Canadian junk silver: the 80% coins, and the messy years
Canada's story is similar, but the numbers differ, which trips up people who apply the US figure to Canadian coins. Canadian circulating silver was 80% silver, not 90%, and the clean run is 1920 through 1966 for dimes, quarters, half dollars, and dollars.
The Canadian number to remember: $1 of face value in 80% coins holds about 0.60 troy ounces of silver. Multiply face value by 0.6 and you have your ounces. A Canadian dime is 0.06 oz, a quarter 0.15, a half 0.30, and a dollar 0.60.
Then come the messy years, and they're worth understanding because they're a genuine trap. In 1967, the Mint struck dimes and quarters in both 80% and 50% silver, and there's no way to tell them apart by looking. In 1968, dimes and quarters were 50% silver early in the year, then switched to pure nickel with no silver at all, and again you can't tell which is which by eye. Half dollars and dollars stayed 80% through 1967 and went to nickel in 1968, with no 50% versions. So 1966 and earlier Canadian silver is cleanly 80%, while the 1967 and 1968 dimes and quarters are uncertain, which is why dealers tend to price mixed Canadian junk a little conservatively. (Pre-1920 Canadian coins are a higher sterling silver and hold more, but you'll see those far less often.)
How to price any bag of junk silver
Here's the whole method, and it's the same discipline the rest of this blog runs on: figure the metal first, then account for everything stacked on top.
Step one, the melt value. Face value times the silver factor times spot. - US 90%: face × 0.715 × spot - Canadian 80%: face × 0.60 × spot
At $75 spot, a $10 face bag of US 90% holds 7.15 oz, so its melt is about $536. The same $10 face in Canadian 80% holds 6 oz, so about $450. (Spot will be whatever it is when you read this. The factors don't change.)

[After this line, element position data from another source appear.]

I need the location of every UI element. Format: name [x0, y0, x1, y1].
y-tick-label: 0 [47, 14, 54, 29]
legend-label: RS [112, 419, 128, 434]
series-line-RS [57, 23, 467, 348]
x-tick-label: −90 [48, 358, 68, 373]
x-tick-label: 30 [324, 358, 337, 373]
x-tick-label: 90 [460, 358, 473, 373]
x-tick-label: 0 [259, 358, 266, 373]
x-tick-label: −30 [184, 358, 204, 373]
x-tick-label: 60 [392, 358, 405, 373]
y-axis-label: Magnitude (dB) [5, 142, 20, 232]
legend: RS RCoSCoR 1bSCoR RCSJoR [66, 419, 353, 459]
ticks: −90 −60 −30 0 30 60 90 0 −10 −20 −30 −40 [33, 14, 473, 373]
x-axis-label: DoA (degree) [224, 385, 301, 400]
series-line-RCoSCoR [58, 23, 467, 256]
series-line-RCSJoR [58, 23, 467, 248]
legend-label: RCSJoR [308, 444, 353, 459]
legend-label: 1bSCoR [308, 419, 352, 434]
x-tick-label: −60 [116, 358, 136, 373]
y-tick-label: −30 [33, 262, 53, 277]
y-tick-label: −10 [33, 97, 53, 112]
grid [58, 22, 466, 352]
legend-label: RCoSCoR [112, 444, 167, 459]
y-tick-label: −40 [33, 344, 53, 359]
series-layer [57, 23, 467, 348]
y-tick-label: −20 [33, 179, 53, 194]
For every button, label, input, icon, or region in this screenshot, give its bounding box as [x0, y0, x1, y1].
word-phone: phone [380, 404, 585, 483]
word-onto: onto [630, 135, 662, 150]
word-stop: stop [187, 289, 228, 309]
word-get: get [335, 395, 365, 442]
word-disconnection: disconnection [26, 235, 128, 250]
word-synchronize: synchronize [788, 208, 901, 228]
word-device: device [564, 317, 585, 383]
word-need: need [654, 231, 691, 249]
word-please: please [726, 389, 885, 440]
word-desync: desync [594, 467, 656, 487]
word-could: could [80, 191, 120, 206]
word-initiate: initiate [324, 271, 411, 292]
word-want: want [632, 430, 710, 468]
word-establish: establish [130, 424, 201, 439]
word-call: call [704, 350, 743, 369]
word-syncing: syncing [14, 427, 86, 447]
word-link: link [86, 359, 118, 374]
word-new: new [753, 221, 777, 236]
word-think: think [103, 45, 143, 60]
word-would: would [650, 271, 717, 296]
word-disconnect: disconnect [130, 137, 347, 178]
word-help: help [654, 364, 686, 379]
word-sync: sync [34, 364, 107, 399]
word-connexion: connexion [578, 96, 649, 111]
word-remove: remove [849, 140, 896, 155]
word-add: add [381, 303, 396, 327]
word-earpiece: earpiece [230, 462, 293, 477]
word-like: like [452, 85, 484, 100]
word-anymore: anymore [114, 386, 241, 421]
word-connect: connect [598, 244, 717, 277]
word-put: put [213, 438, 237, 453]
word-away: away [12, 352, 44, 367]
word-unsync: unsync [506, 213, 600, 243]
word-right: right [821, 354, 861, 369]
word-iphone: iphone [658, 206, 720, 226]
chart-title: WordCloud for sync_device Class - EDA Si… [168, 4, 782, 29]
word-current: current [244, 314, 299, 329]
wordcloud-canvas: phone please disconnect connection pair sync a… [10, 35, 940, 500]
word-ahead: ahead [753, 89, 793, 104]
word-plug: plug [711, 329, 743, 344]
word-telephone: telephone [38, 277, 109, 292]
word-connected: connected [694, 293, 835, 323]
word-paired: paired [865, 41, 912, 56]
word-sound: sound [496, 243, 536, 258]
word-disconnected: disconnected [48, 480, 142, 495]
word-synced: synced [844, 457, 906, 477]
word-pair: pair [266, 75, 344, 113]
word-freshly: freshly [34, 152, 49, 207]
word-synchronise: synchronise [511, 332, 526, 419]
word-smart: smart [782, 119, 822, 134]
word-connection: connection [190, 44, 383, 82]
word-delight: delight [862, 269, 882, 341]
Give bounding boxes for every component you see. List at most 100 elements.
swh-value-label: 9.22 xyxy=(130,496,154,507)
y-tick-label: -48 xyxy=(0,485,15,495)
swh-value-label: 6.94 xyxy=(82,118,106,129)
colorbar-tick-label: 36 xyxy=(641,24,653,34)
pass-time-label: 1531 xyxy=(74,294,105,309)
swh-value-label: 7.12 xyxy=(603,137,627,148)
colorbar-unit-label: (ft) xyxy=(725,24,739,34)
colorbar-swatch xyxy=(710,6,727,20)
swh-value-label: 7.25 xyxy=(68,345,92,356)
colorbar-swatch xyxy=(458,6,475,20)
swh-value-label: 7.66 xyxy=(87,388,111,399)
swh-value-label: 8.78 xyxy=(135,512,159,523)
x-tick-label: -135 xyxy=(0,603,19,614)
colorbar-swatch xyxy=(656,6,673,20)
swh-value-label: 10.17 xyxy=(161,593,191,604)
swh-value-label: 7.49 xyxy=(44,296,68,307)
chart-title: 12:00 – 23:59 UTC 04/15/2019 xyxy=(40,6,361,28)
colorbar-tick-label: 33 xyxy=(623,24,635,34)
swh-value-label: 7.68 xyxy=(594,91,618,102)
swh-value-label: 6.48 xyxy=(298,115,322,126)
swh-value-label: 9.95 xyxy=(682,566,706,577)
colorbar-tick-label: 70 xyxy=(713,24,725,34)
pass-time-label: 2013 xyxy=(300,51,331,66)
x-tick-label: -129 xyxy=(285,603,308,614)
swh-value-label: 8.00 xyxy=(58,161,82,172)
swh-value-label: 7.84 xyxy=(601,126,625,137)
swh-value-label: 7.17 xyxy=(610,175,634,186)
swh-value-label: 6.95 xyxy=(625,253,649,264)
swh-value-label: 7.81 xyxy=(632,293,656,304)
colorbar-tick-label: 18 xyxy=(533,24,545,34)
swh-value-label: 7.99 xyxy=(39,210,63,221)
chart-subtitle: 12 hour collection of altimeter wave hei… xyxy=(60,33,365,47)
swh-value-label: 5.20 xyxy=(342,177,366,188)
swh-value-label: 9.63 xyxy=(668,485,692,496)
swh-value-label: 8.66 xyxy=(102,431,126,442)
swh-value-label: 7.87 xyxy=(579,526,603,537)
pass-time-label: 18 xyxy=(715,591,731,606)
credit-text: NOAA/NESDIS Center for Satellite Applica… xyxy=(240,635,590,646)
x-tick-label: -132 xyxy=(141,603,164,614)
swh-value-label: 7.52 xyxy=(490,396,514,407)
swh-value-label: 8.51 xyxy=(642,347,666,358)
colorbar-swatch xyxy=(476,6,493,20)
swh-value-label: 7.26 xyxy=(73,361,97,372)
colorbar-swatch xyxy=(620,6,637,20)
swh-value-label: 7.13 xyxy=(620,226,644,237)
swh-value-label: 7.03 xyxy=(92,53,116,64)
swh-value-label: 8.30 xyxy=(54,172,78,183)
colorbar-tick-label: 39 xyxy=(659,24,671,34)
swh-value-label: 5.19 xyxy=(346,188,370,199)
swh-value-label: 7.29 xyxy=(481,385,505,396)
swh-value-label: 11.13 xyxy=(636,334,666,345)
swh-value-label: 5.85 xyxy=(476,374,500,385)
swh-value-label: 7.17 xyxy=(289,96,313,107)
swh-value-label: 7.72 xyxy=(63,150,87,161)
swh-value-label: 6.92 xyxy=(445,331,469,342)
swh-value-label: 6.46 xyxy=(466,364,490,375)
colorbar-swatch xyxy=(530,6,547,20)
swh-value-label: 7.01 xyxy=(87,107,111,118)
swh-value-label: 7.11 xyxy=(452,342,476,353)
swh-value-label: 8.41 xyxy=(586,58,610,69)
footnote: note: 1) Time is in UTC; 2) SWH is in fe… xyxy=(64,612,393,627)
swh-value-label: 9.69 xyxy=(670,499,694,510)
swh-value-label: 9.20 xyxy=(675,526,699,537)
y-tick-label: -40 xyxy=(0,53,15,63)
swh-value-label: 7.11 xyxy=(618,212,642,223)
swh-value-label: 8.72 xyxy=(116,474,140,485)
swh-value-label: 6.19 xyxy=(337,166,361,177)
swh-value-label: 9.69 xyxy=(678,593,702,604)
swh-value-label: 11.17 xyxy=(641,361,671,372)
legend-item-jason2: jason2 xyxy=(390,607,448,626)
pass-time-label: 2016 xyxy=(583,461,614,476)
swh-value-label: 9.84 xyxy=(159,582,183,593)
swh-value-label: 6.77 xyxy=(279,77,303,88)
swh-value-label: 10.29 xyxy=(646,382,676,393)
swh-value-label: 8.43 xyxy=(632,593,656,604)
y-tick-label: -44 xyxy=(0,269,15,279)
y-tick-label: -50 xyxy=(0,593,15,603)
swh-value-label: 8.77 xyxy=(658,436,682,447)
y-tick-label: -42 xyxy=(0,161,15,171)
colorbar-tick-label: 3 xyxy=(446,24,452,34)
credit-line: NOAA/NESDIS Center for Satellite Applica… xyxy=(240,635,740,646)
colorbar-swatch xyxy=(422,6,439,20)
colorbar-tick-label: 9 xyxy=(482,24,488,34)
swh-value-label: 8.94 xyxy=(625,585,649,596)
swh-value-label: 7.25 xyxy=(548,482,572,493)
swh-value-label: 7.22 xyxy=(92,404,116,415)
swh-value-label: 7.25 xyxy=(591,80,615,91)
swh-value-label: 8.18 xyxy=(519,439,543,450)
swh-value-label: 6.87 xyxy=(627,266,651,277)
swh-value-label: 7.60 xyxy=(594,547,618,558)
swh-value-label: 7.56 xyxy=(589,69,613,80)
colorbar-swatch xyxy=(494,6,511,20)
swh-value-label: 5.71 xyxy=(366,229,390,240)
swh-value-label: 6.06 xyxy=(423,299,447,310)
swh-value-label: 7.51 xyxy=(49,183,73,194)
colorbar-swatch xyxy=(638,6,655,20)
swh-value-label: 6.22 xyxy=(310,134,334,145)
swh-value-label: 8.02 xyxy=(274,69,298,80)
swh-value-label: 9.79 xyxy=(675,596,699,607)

Step two, the premium. Junk silver trades at a premium over that melt, usually a low one, sometimes higher when small silver is in demand. The asking price is melt plus a bit. Compare that premium to what other forms of silver cost, since a low premium is junk silver's main advantage and the whole reason to reach for it.
Step three, if it's at auction, the all-in. Junk silver turns up at auction in bags and lots ("$50 face value 90% silver"), and the same rule applies as for any auction lot: the hammer isn't what you pay. Add the buyer's premium and shipping to get your all-in, divide by the ounces of actual silver, and set that all-in cost per ounce against what a dealer charges for the same junk silver. A bag that looks cheap on the hammer can lose to a dealer once the premium and shipping land, which is the whole point of running the all-in, applied to coins instead of bars.
One tax note for Canadian buyers
Here's one that surprises people: in Canada, junk silver is taxable, not exempt. The GST/HST exemption for precious metals requires silver of at least 99.9% purity, and junk silver is 90% or 80%, well below that line. So unlike a .9999 bullion coin or bar, a bag of junk silver has sales tax on it. That doesn't make it a bad buy, the low premium can still win, but fold the tax into your real cost when you compare. (We're not tax specialists, so confirm your own situation.)
The bottom line
Junk silver is one of the most accessible ways to stack: real silver, low premiums, small divisible pieces, and coins that are easy to recognize and easy to resell. The name is the only intimidating thing about it, and now it isn't. Learn the two factors, 0.715 for US 90% and 0.60 for Canadian 80%, and you can price any bag in your head against spot.
When it shows up at auction, treat it like any other lot: figure the silver, add the all-in, and compare. Quick Check runs that math on a lot in seconds, and BullionBidder does it across a whole catalog, so a bag of "junk" gets the same honest all-in-versus-retail read as everything else. The coins were never junk. They were just waiting for someone who knew how to price them.